Superior Corporate Performance: A near causal relationship exists between diversity and bottom-line corporate performance. There is an 80% improvement in business performance when levels of diversity and inclusion are high. Fortune 500 companies with the highest representation of women board directors attain significantly higher financial performance, on average, than those with the lowest female representation. And racial and ethnic diversity has an even stronger impact on financial performance in the United States than gender.
Superior Law Firm Performance: Though a company’s lawyers work separately from the business and outside the corporate benchmarks and performance indicators described above, the analysis is equally meaningful within the firm. Clients see diversity as a key performance indicator to discern the quality and prestige of a law firm.

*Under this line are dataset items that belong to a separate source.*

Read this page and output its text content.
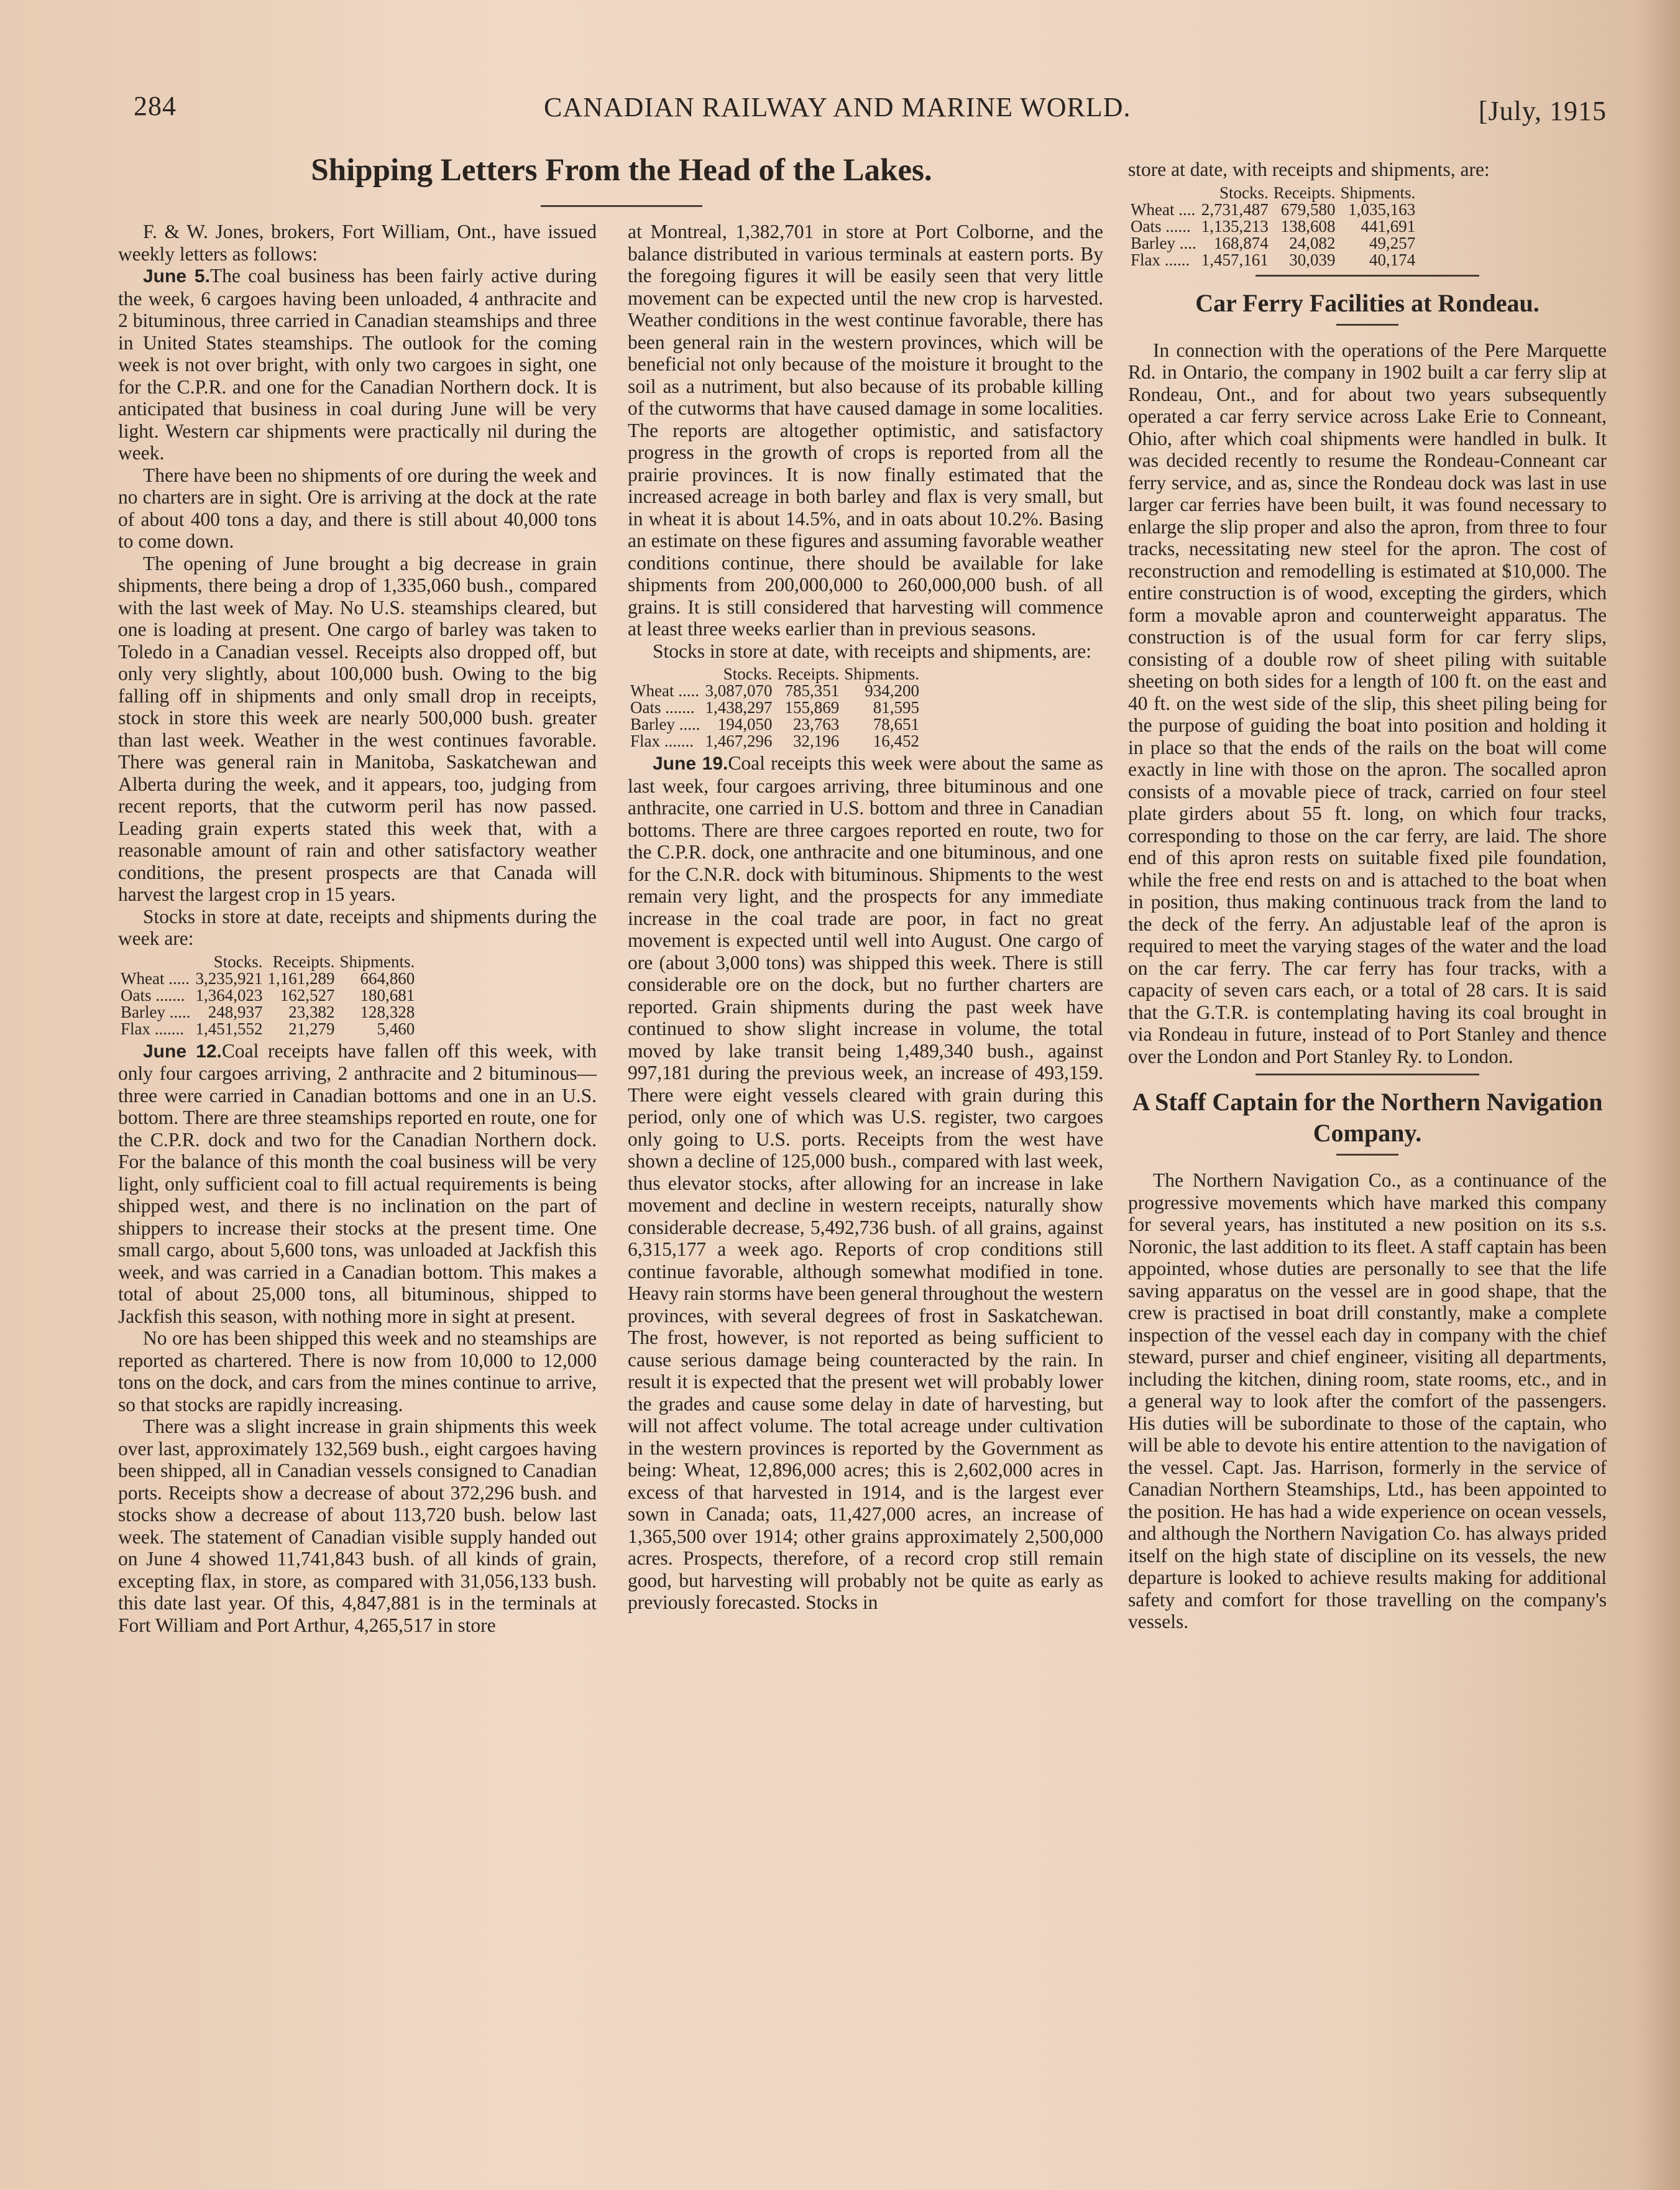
284	CANADIAN RAILWAY AND MARINE WORLD.	[July, 1915
Shipping Letters From the Head of the Lakes.

F. & W. Jones, brokers, Fort William, Ont., have issued weekly letters as follows:

June 5.The coal business has been fairly active during the week, 6 cargoes having been unloaded, 4 anthracite and 2 bituminous, three carried in Canadian steamships and three in United States steamships. The outlook for the coming week is not over bright, with only two cargoes in sight, one for the C.P.R. and one for the Canadian Northern dock. It is anticipated that business in coal during June will be very light. Western car shipments were practically nil during the week.

There have been no shipments of ore during the week and no charters are in sight. Ore is arriving at the dock at the rate of about 400 tons a day, and there is still about 40,000 tons to come down.

The opening of June brought a big decrease in grain shipments, there being a drop of 1,335,060 bush., compared with the last week of May. No U.S. steamships cleared, but one is loading at present. One cargo of barley was taken to Toledo in a Canadian vessel. Receipts also dropped off, but only very slightly, about 100,000 bush. Owing to the big falling off in shipments and only small drop in receipts, stock in store this week are nearly 500,000 bush. greater than last week. Weather in the west continues favorable. There was general rain in Manitoba, Saskatchewan and Alberta during the week, and it appears, too, judging from recent reports, that the cutworm peril has now passed. Leading grain experts stated this week that, with a reasonable amount of rain and other satisfactory weather conditions, the present prospects are that Canada will harvest the largest crop in 15 years.

Stocks in store at date, receipts and shipments during the week are:

	Stocks.	Receipts.	Shipments.
Wheat .....	3,235,921	1,161,289	664,860
Oats .......	1,364,023	162,527	180,681
Barley .....	248,937	23,382	128,328
Flax .......	1,451,552	21,279	5,460

June 12.Coal receipts have fallen off this week, with only four cargoes arriving, 2 anthracite and 2 bituminous—three were carried in Canadian bottoms and one in an U.S. bottom. There are three steamships reported en route, one for the C.P.R. dock and two for the Canadian Northern dock. For the balance of this month the coal business will be very light, only sufficient coal to fill actual requirements is being shipped west, and there is no inclination on the part of shippers to increase their stocks at the present time. One small cargo, about 5,600 tons, was unloaded at Jackfish this week, and was carried in a Canadian bottom. This makes a total of about 25,000 tons, all bituminous, shipped to Jackfish this season, with nothing more in sight at present.

No ore has been shipped this week and no steamships are reported as chartered. There is now from 10,000 to 12,000 tons on the dock, and cars from the mines continue to arrive, so that stocks are rapidly increasing.

There was a slight increase in grain shipments this week over last, approximately 132,569 bush., eight cargoes having been shipped, all in Canadian vessels consigned to Canadian ports. Receipts show a decrease of about 372,296 bush. and stocks show a decrease of about 113,720 bush. below last week. The statement of Canadian visible supply handed out on June 4 showed 11,741,843 bush. of all kinds of grain, excepting flax, in store, as compared with 31,056,133 bush. this date last year. Of this, 4,847,881 is in the terminals at Fort William and Port Arthur, 4,265,517 in store

at Montreal, 1,382,701 in store at Port Colborne, and the balance distributed in various terminals at eastern ports. By the foregoing figures it will be easily seen that very little movement can be expected until the new crop is harvested. Weather conditions in the west continue favorable, there has been general rain in the western provinces, which will be beneficial not only because of the moisture it brought to the soil as a nutriment, but also because of its probable killing of the cutworms that have caused damage in some localities. The reports are altogether optimistic, and satisfactory progress in the growth of crops is reported from all the prairie provinces. It is now finally estimated that the increased acreage in both barley and flax is very small, but in wheat it is about 14.5%, and in oats about 10.2%. Basing an estimate on these figures and assuming favorable weather conditions continue, there should be available for lake shipments from 200,000,000 to 260,000,000 bush. of all grains. It is still considered that harvesting will commence at least three weeks earlier than in previous seasons.

Stocks in store at date, with receipts and shipments, are:

	Stocks.	Receipts.	Shipments.
Wheat .....	3,087,070	785,351	934,200
Oats .......	1,438,297	155,869	81,595
Barley .....	194,050	23,763	78,651
Flax .......	1,467,296	32,196	16,452

June 19.Coal receipts this week were about the same as last week, four cargoes arriving, three bituminous and one anthracite, one carried in U.S. bottom and three in Canadian bottoms. There are three cargoes reported en route, two for the C.P.R. dock, one anthracite and one bituminous, and one for the C.N.R. dock with bituminous. Shipments to the west remain very light, and the prospects for any immediate increase in the coal trade are poor, in fact no great movement is expected until well into August. One cargo of ore (about 3,000 tons) was shipped this week. There is still considerable ore on the dock, but no further charters are reported. Grain shipments during the past week have continued to show slight increase in volume, the total moved by lake transit being 1,489,340 bush., against 997,181 during the previous week, an increase of 493,159. There were eight vessels cleared with grain during this period, only one of which was U.S. register, two cargoes only going to U.S. ports. Receipts from the west have shown a decline of 125,000 bush., compared with last week, thus elevator stocks, after allowing for an increase in lake movement and decline in western receipts, naturally show considerable decrease, 5,492,736 bush. of all grains, against 6,315,177 a week ago. Reports of crop conditions still continue favorable, although somewhat modified in tone. Heavy rain storms have been general throughout the western provinces, with several degrees of frost in Saskatchewan. The frost, however, is not reported as being sufficient to cause serious damage being counteracted by the rain. In result it is expected that the present wet will probably lower the grades and cause some delay in date of harvesting, but will not affect volume. The total acreage under cultivation in the western provinces is reported by the Government as being: Wheat, 12,896,000 acres; this is 2,602,000 acres in excess of that harvested in 1914, and is the largest ever sown in Canada; oats, 11,427,000 acres, an increase of 1,365,500 over 1914; other grains approximately 2,500,000 acres. Prospects, therefore, of a record crop still remain good, but harvesting will probably not be quite as early as previously forecasted. Stocks in

store at date, with receipts and shipments, are:

	Stocks.	Receipts.	Shipments.
Wheat ....	2,731,487	679,580	1,035,163
Oats ......	1,135,213	138,608	441,691
Barley ....	168,874	24,082	49,257
Flax ......	1,457,161	30,039	40,174
Car Ferry Facilities at Rondeau.

In connection with the operations of the Pere Marquette Rd. in Ontario, the company in 1902 built a car ferry slip at Rondeau, Ont., and for about two years subsequently operated a car ferry service across Lake Erie to Conneant, Ohio, after which coal shipments were handled in bulk. It was decided recently to resume the Rondeau-Conneant car ferry service, and as, since the Rondeau dock was last in use larger car ferries have been built, it was found necessary to enlarge the slip proper and also the apron, from three to four tracks, necessitating new steel for the apron. The cost of reconstruction and remodelling is estimated at $10,000. The entire construction is of wood, excepting the girders, which form a movable apron and counterweight apparatus. The construction is of the usual form for car ferry slips, consisting of a double row of sheet piling with suitable sheeting on both sides for a length of 100 ft. on the east and 40 ft. on the west side of the slip, this sheet piling being for the purpose of guiding the boat into position and holding it in place so that the ends of the rails on the boat will come exactly in line with those on the apron. The socalled apron consists of a movable piece of track, carried on four steel plate girders about 55 ft. long, on which four tracks, corresponding to those on the car ferry, are laid. The shore end of this apron rests on suitable fixed pile foundation, while the free end rests on and is attached to the boat when in position, thus making continuous track from the land to the deck of the ferry. An adjustable leaf of the apron is required to meet the varying stages of the water and the load on the car ferry. The car ferry has four tracks, with a capacity of seven cars each, or a total of 28 cars. It is said that the G.T.R. is contemplating having its coal brought in via Rondeau in future, instead of to Port Stanley and thence over the London and Port Stanley Ry. to London.

A Staff Captain for the Northern Navigation Company.

The Northern Navigation Co., as a continuance of the progressive movements which have marked this company for several years, has instituted a new position on its s.s. Noronic, the last addition to its fleet. A staff captain has been appointed, whose duties are personally to see that the life saving apparatus on the vessel are in good shape, that the crew is practised in boat drill constantly, make a complete inspection of the vessel each day in company with the chief steward, purser and chief engineer, visiting all departments, including the kitchen, dining room, state rooms, etc., and in a general way to look after the comfort of the passengers. His duties will be subordinate to those of the captain, who will be able to devote his entire attention to the navigation of the vessel. Capt. Jas. Harrison, formerly in the service of Canadian Northern Steamships, Ltd., has been appointed to the position. He has had a wide experience on ocean vessels, and although the Northern Navigation Co. has always prided itself on the high state of discipline on its vessels, the new departure is looked to achieve results making for additional safety and comfort for those travelling on the company's vessels.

Why is this? First, heterogeneous teams produce more nuanced and innovative solutions to problems. The more perspectives you have in approaching a challenge, the more cross-pollination of ideas, and the better your chance of creative resolution. Since innovative problem solving is the very reason companies hire outside counsel, it is rightly a fundamental factor in their selection of a law firm.
Furthermore, by 2040, an estimated half of the population will be made up of groups now considered minorities. The U.S. population of young adults, college students, and graduate students has never been more diverse. Companies are more profitable if their ranks reflect their client demographic, and law — a service industry — will undoubtedly observe this same trend. A law firm with no African-American partners, for example — of which there are currently twenty in the Am Law 200 — will come under increasing scrutiny by discerning general counsel.

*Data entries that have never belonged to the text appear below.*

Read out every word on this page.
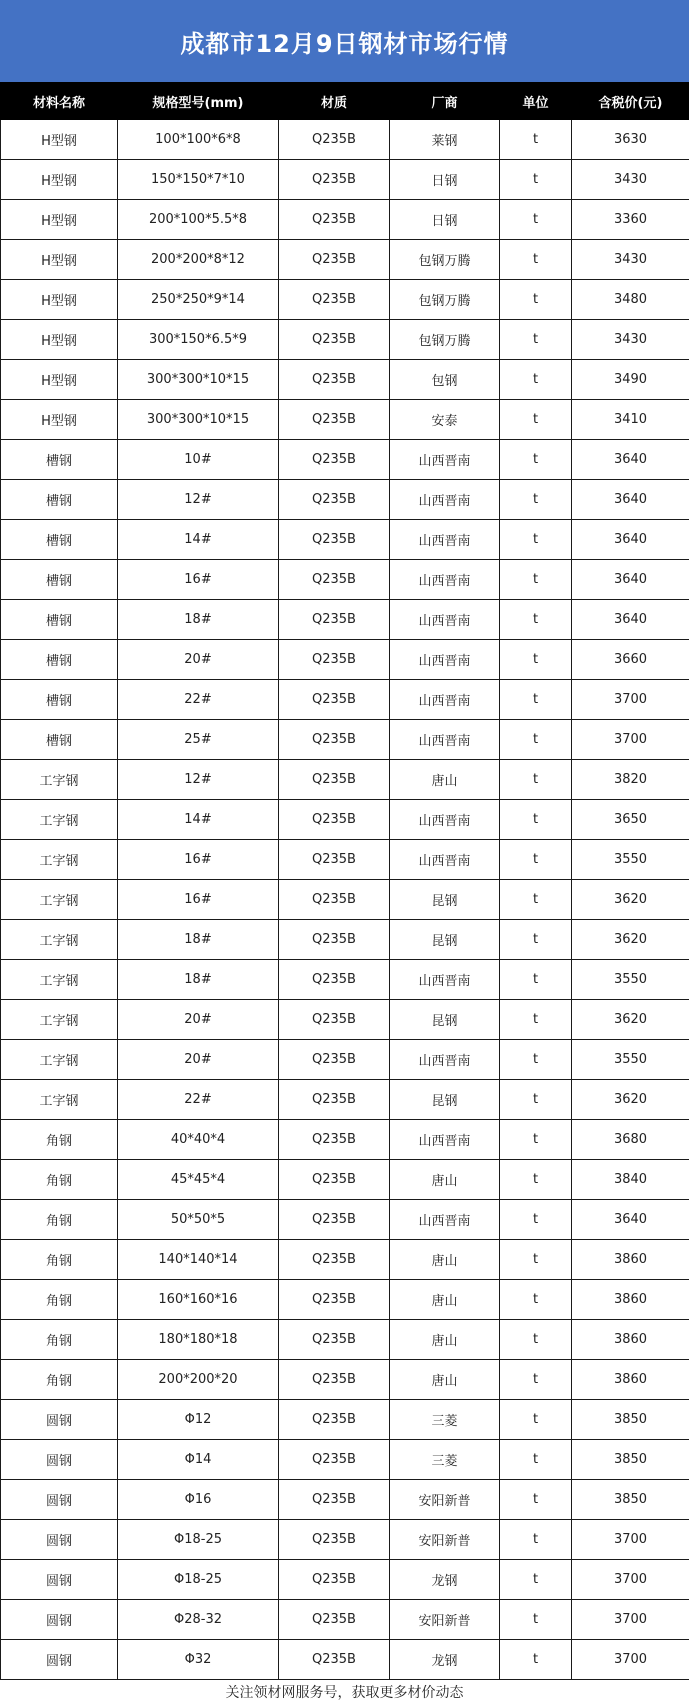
成都市12月9日钢材市场行情
材料名称	规格型号(mm)	材质	厂商	单位	含税价(元)
H型钢	100*100*6*8	Q235B	莱钢	t	3630
H型钢	150*150*7*10	Q235B	日钢	t	3430
H型钢	200*100*5.5*8	Q235B	日钢	t	3360
H型钢	200*200*8*12	Q235B	包钢万腾	t	3430
H型钢	250*250*9*14	Q235B	包钢万腾	t	3480
H型钢	300*150*6.5*9	Q235B	包钢万腾	t	3430
H型钢	300*300*10*15	Q235B	包钢	t	3490
H型钢	300*300*10*15	Q235B	安泰	t	3410
槽钢	10#	Q235B	山西晋南	t	3640
槽钢	12#	Q235B	山西晋南	t	3640
槽钢	14#	Q235B	山西晋南	t	3640
槽钢	16#	Q235B	山西晋南	t	3640
槽钢	18#	Q235B	山西晋南	t	3640
槽钢	20#	Q235B	山西晋南	t	3660
槽钢	22#	Q235B	山西晋南	t	3700
槽钢	25#	Q235B	山西晋南	t	3700
工字钢	12#	Q235B	唐山	t	3820
工字钢	14#	Q235B	山西晋南	t	3650
工字钢	16#	Q235B	山西晋南	t	3550
工字钢	16#	Q235B	昆钢	t	3620
工字钢	18#	Q235B	昆钢	t	3620
工字钢	18#	Q235B	山西晋南	t	3550
工字钢	20#	Q235B	昆钢	t	3620
工字钢	20#	Q235B	山西晋南	t	3550
工字钢	22#	Q235B	昆钢	t	3620
角钢	40*40*4	Q235B	山西晋南	t	3680
角钢	45*45*4	Q235B	唐山	t	3840
角钢	50*50*5	Q235B	山西晋南	t	3640
角钢	140*140*14	Q235B	唐山	t	3860
角钢	160*160*16	Q235B	唐山	t	3860
角钢	180*180*18	Q235B	唐山	t	3860
角钢	200*200*20	Q235B	唐山	t	3860
圆钢	Φ12	Q235B	三菱	t	3850
圆钢	Φ14	Q235B	三菱	t	3850
圆钢	Φ16	Q235B	安阳新普	t	3850
圆钢	Φ18-25	Q235B	安阳新普	t	3700
圆钢	Φ18-25	Q235B	龙钢	t	3700
圆钢	Φ28-32	Q235B	安阳新普	t	3700
圆钢	Φ32	Q235B	龙钢	t	3700
关注领材网服务号，获取更多材价动态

Raising The Bar. In-house counsel and law firms are employing some noteworthy means of improving the diversity of their legal teams. Many general counsel have come to rely heavily on minority- and women-owned law firms, and prioritize doing so wherever possible — as I recently observed at an inspiring NAMWOLF conference. Relatedly, and as suggested by Showtime General Counsel Gwen Marcus in a recentkeynote address, Biglaw firms can bolster their diversity commitment through strategic relationships with women- and minority-owned law firms to whom they refer smaller matters.

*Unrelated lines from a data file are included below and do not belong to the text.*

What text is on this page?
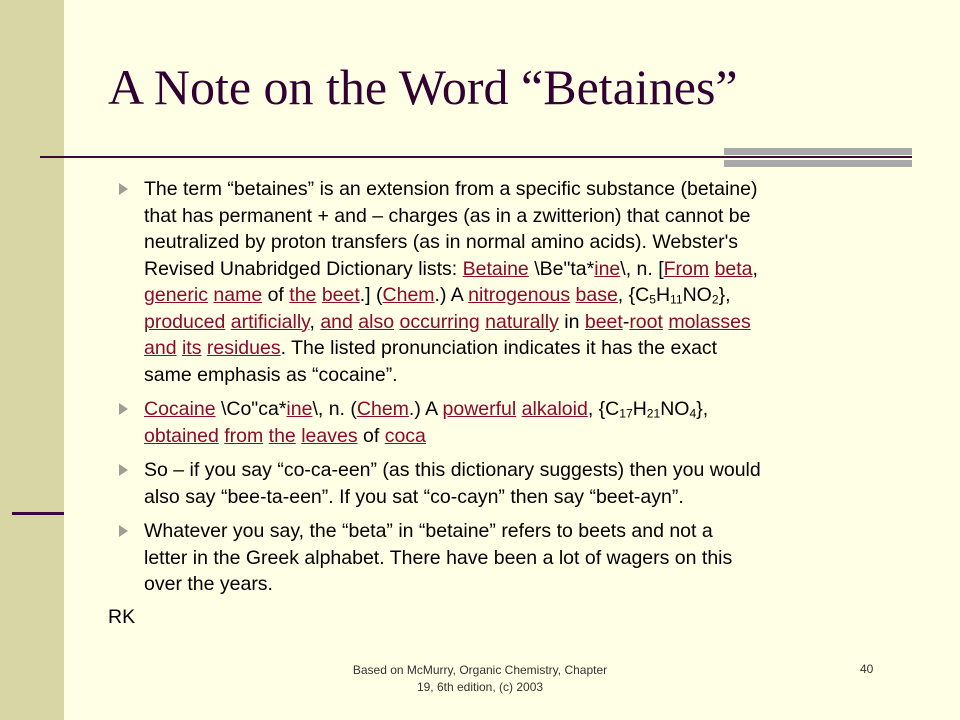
A Note on the Word “Betaines”
The term “betaines” is an extension from a specific substance (betaine)
that has permanent + and – charges (as in a zwitterion) that cannot be
neutralized by proton transfers (as in normal amino acids). Webster's
Revised Unabridged Dictionary lists: Betaine \Be"ta*ine\, n. [From beta,
generic name of the beet.] (Chem.) A nitrogenous base, $\{C_5H_{11}NO_2\}$,
produced artificially, and also occurring naturally in beet-root molasses
and its residues. The listed pronunciation indicates it has the exact
same emphasis as “cocaine”.
Cocaine \Co"ca*ine\, n. (Chem.) A powerful alkaloid, $\{C_{17}H_{21}NO_4\}$,
obtained from the leaves of coca
So – if you say “co-ca-een” (as this dictionary suggests) then you would
also say “bee-ta-een”. If you sat “co-cayn” then say “beet-ayn”.
Whatever you say, the “beta” in “betaine” refers to beets and not a
letter in the Greek alphabet. There have been a lot of wagers on this
over the years.
RK
Based on McMurry, Organic Chemistry, Chapter
19, 6th edition, (c) 2003
40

As a women-owned business, Cadence Counsel is proud to play a role in deepening these types of relationships. General counsel now engage diverse firms on larger matters knowing the firm can ramp up as needed with our Ad Hoc Counsel. They use Cadence lawyers to bring diversity directly to the in-house workplace. And they direct their outside firms that have not yet reached their diversity goals to partner with Cadence as a way to infuse a diverse resource into their legal spend.
More diverse companies and firms are better able to win top talent and attract and retain diverse talent. Law firms have a big job ahead of them in an industry where women make up 18% of equity partners, and ethnic minorities represent 6% of partners — but many are up to the challenge. Close strategic collaboration between in-house law departments, law firms of varying compositions, and alternative service providers can be a powerful tool in advancing these goals.